Is it really, though? What efforts have Chinese Party-state media made to actually understand overseas audiences and their wishes and interests?
China insists that it is ready to speak more loudly and compellingly in the world and that it wishes to convey a “real, three-dimensional and comprehensive China” (真实, 立体, 全面的中国). But this goal is ultimately thwarted by its inability to listen, and its insistence on repressing diverse and human voices in favor of the one-dimensional and self-gratifying voice of the state.
These 35,000 media drops reported by the CCP’s flagship newspaper, just drops in the sea of a broader campaign to influence global public opinion, suggest that China — for all its talk of “a strategic communication system with distinctive Chinese characteristics” — has made few real advancements in terms of strategy or substance. It still relies overwhelmingly on the credible avenues offered by local and international media outside of China.
This is a testament, on the one hand, to the failure of the mission set by Hu Jintao nearly 15 years ago, to create the country’s own effective international communication channels through a process of “going out.” On the other hand, it does not mean that such tactics should not be taken seriously, or watched closely. As China’s media “going out” strategy proves ineffective, state media and other actors, including Chinese missions overseas, will continue to exploit foreign media channels and online platforms in ways that have a potentially corrosive effect on open discussions of China and its role, particularly in less free media environments. And they are likely to double-down on more covert and coercive means to co-opt agendas and silence China’s critics.
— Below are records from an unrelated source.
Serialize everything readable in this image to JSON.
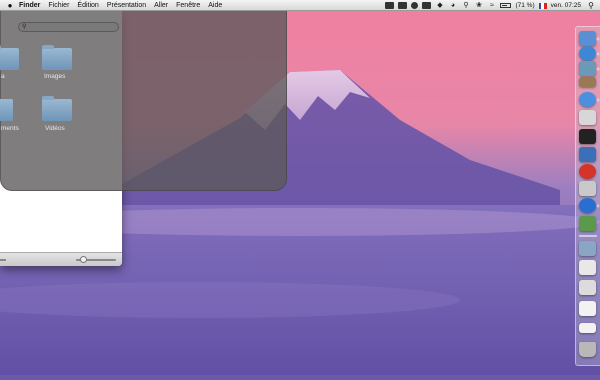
{
  "menubar": {
    "apple": "",
    "app_name": "Finder",
    "items": [
      "Fichier",
      "Édition",
      "Présentation",
      "Aller",
      "Fenêtre",
      "Aide"
    ],
    "status": {
      "battery_text": "(71 %)",
      "clock": "ven. 07:25"
    }
  },
  "overlay": {
    "search_placeholder": "",
    "folders": [
      {
        "label": "a"
      },
      {
        "label": "Images"
      },
      {
        "label": "ments"
      },
      {
        "label": "Vidéos"
      }
    ]
  },
  "dock": {
    "icons": [
      {
        "name": "finder-icon",
        "color": "#5a8fd6"
      },
      {
        "name": "safari-icon",
        "color": "#3f86d4"
      },
      {
        "name": "iphoto-icon",
        "color": "#6b9ab8"
      },
      {
        "name": "contacts-icon",
        "color": "#9a7a55"
      },
      {
        "name": "ichat-icon",
        "color": "#4c8fe0"
      },
      {
        "name": "textedit-icon",
        "color": "#d7d7d7"
      },
      {
        "name": "terminal-icon",
        "color": "#222222"
      },
      {
        "name": "xcode-icon",
        "color": "#3b6fb8"
      },
      {
        "name": "opera-icon",
        "color": "#d4342a"
      },
      {
        "name": "itunes-icon",
        "color": "#c9c9c9"
      },
      {
        "name": "vlc-icon",
        "color": "#2a6ed1"
      },
      {
        "name": "utility-icon",
        "color": "#5a9a4a"
      },
      {
        "name": "downloads-stack-icon",
        "color": "#8aa6c4"
      },
      {
        "name": "document-stack-icon",
        "color": "#e8e8e8"
      },
      {
        "name": "window-stack-icon",
        "color": "#dcdcdc"
      },
      {
        "name": "paper-stack-icon",
        "color": "#f2f2f2"
      },
      {
        "name": "trash-icon",
        "color": "#b8b8b8"
      }
    ]
  }
}
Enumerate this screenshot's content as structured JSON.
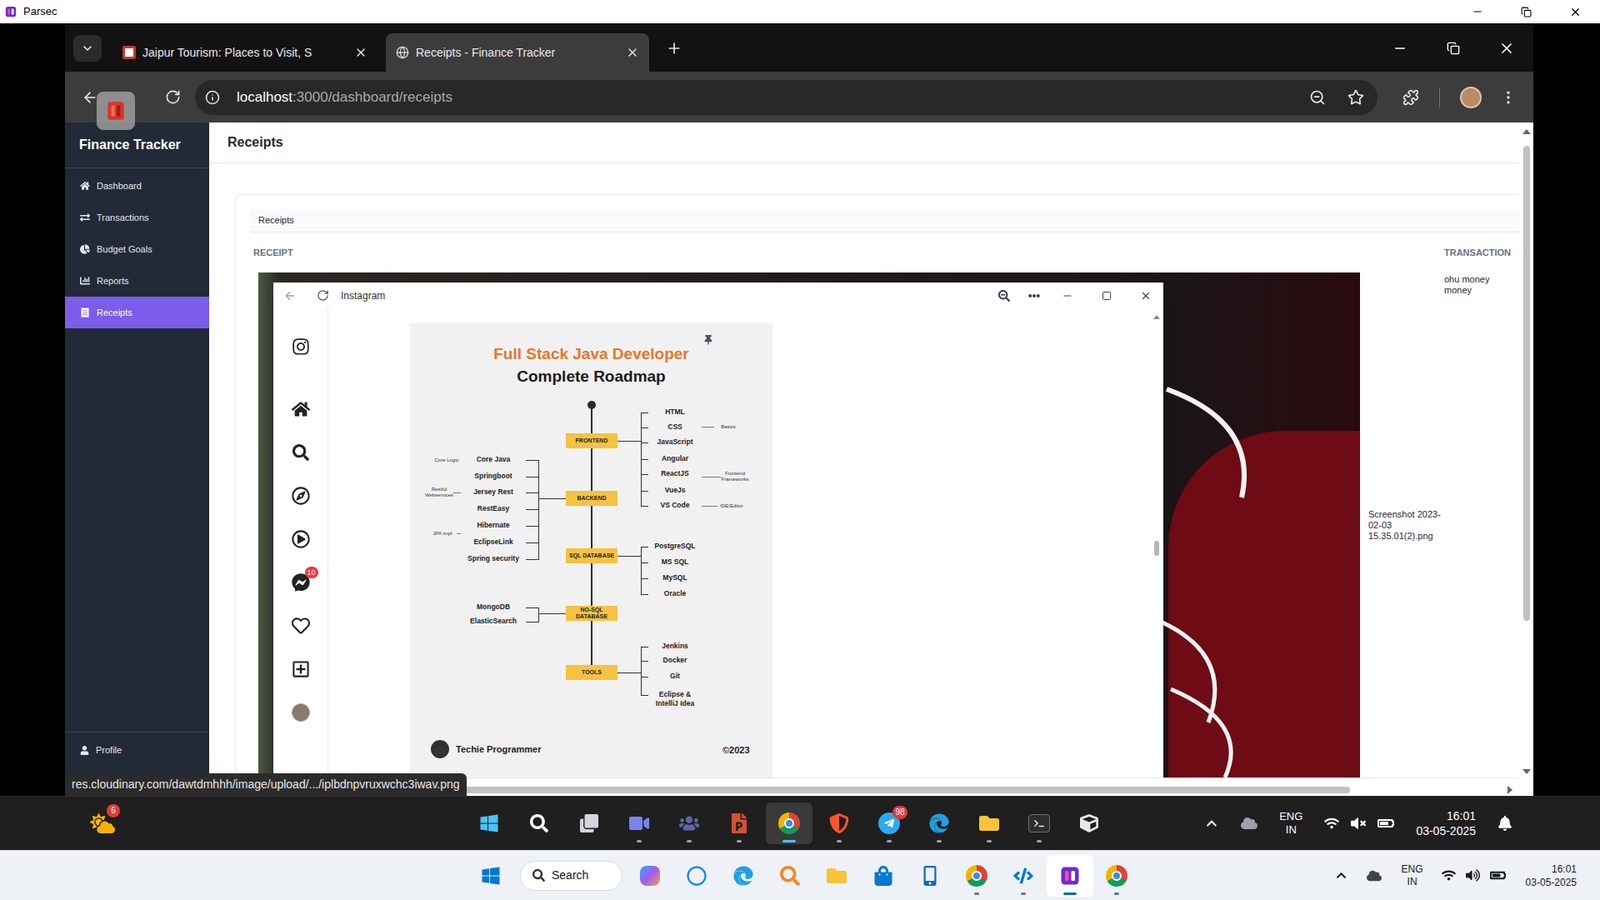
{
  "parsec": {
    "title": "Parsec"
  },
  "browser": {
    "tabs": [
      {
        "label": "Jaipur Tourism: Places to Visit, S",
        "selected": false
      },
      {
        "label": "Receipts - Finance Tracker",
        "selected": true
      }
    ],
    "url": {
      "host": "localhost",
      "path": ":3000/dashboard/receipts"
    },
    "status_link": "res.cloudinary.com/dawtdmhhh/image/upload/.../iplbdnpvruxwchc3iwav.png"
  },
  "app": {
    "brand": "Finance Tracker",
    "nav": [
      {
        "label": "Dashboard",
        "kind": "home",
        "selected": false
      },
      {
        "label": "Transactions",
        "kind": "exchange",
        "selected": false
      },
      {
        "label": "Budget Goals",
        "kind": "pie",
        "selected": false
      },
      {
        "label": "Reports",
        "kind": "chart",
        "selected": false
      },
      {
        "label": "Receipts",
        "kind": "receipt",
        "selected": true
      }
    ],
    "profile": "Profile",
    "page_title": "Receipts",
    "card_title": "Receipts",
    "table": {
      "columns": [
        "RECEIPT",
        "TRANSACTION"
      ],
      "rows": [
        {
          "file": "Screenshot 2023-02-03 15.35.01(2).png",
          "transaction": "ohu money money"
        }
      ]
    }
  },
  "receipt_screenshot": {
    "window_title": "Instagram",
    "nav": [
      {
        "kind": "logo"
      },
      {
        "kind": "home"
      },
      {
        "kind": "search"
      },
      {
        "kind": "explore"
      },
      {
        "kind": "reels"
      },
      {
        "kind": "messages",
        "badge": "10"
      },
      {
        "kind": "notifications"
      },
      {
        "kind": "create"
      },
      {
        "kind": "profile"
      }
    ],
    "post": {
      "title": "Full Stack Java Developer",
      "subtitle": "Complete Roadmap",
      "sections": [
        {
          "label": "FRONTEND",
          "side": "right",
          "items": [
            "HTML",
            "CSS",
            "JavaScript",
            "Angular",
            "ReactJS",
            "VueJs",
            "VS Code"
          ]
        },
        {
          "label": "BACKEND",
          "side": "left",
          "items": [
            "Core Java",
            "Springboot",
            "Jersey Rest",
            "RestEasy",
            "Hibernate",
            "EclipseLink",
            "Spring security"
          ]
        },
        {
          "label": "SQL DATABASE",
          "side": "right",
          "items": [
            "PostgreSQL",
            "MS SQL",
            "MySQL",
            "Oracle"
          ]
        },
        {
          "label": "NO-SQL DATABASE",
          "side": "left",
          "items": [
            "MongoDB",
            "ElasticSearch"
          ]
        },
        {
          "label": "TOOLS",
          "side": "right",
          "items": [
            "Jenkins",
            "Docker",
            "Git",
            "Eclipse & IntelliJ Idea"
          ]
        }
      ],
      "notes": [
        "Basics",
        "Frontend Frameworks",
        "IDE/Editor",
        "Core Logic",
        "Restful Webservices",
        "JPA impl"
      ],
      "author": "Techie Programmer",
      "copyright": "©2023"
    }
  },
  "remote_taskbar": {
    "weather_badge": "6",
    "apps": [
      {
        "kind": "start",
        "running": false,
        "selected": false
      },
      {
        "kind": "search",
        "running": false,
        "selected": false
      },
      {
        "kind": "taskview",
        "running": false,
        "selected": false
      },
      {
        "kind": "meet",
        "running": true,
        "selected": false
      },
      {
        "kind": "teams",
        "running": true,
        "selected": false
      },
      {
        "kind": "powerpoint",
        "running": true,
        "selected": false
      },
      {
        "kind": "chrome",
        "running": true,
        "selected": true
      },
      {
        "kind": "brave",
        "running": true,
        "selected": false
      },
      {
        "kind": "telegram",
        "running": true,
        "selected": false,
        "badge": "98"
      },
      {
        "kind": "edge",
        "running": true,
        "selected": false
      },
      {
        "kind": "files",
        "running": true,
        "selected": false
      },
      {
        "kind": "terminal",
        "running": true,
        "selected": false
      },
      {
        "kind": "cube",
        "running": false,
        "selected": false
      }
    ],
    "language": {
      "line1": "ENG",
      "line2": "IN"
    },
    "time": "16:01",
    "date": "03-05-2025"
  },
  "local_taskbar": {
    "search_label": "Search",
    "apps": [
      {
        "kind": "copilot",
        "running": false,
        "selected": false
      },
      {
        "kind": "cortana",
        "running": false,
        "selected": false
      },
      {
        "kind": "edge",
        "running": false,
        "selected": false
      },
      {
        "kind": "finder",
        "running": false,
        "selected": false
      },
      {
        "kind": "files",
        "running": false,
        "selected": false
      },
      {
        "kind": "store",
        "running": false,
        "selected": false
      },
      {
        "kind": "phone",
        "running": false,
        "selected": false
      },
      {
        "kind": "chrome",
        "running": true,
        "selected": false
      },
      {
        "kind": "vscode",
        "running": true,
        "selected": false
      },
      {
        "kind": "parsec",
        "running": true,
        "selected": true
      },
      {
        "kind": "chrome",
        "running": true,
        "selected": false
      }
    ],
    "language": {
      "line1": "ENG",
      "line2": "IN"
    },
    "time": "16:01",
    "date": "03-05-2025"
  }
}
But China’s communication failures also represent an opportunity that should be recognized and responded to. Beyond raising awareness of the efforts of the Chinese Party-state to influence international agendas, free and open societies around the world should find new ways to work collaboratively on media projects that respond to local needs and concerns, and that encourage media literacy and media production in ways that are professional, participatory, and creative.
For all our talk of asymmetries in global communication, and related vulnerabilities for liberal democracies as opposed to authoritarian states, it remains true that openness is an asset and a strength. It enables us to do that thing so fundamental to the act of communication, which China has consistently shown itself unwilling to do. It enables us to listen.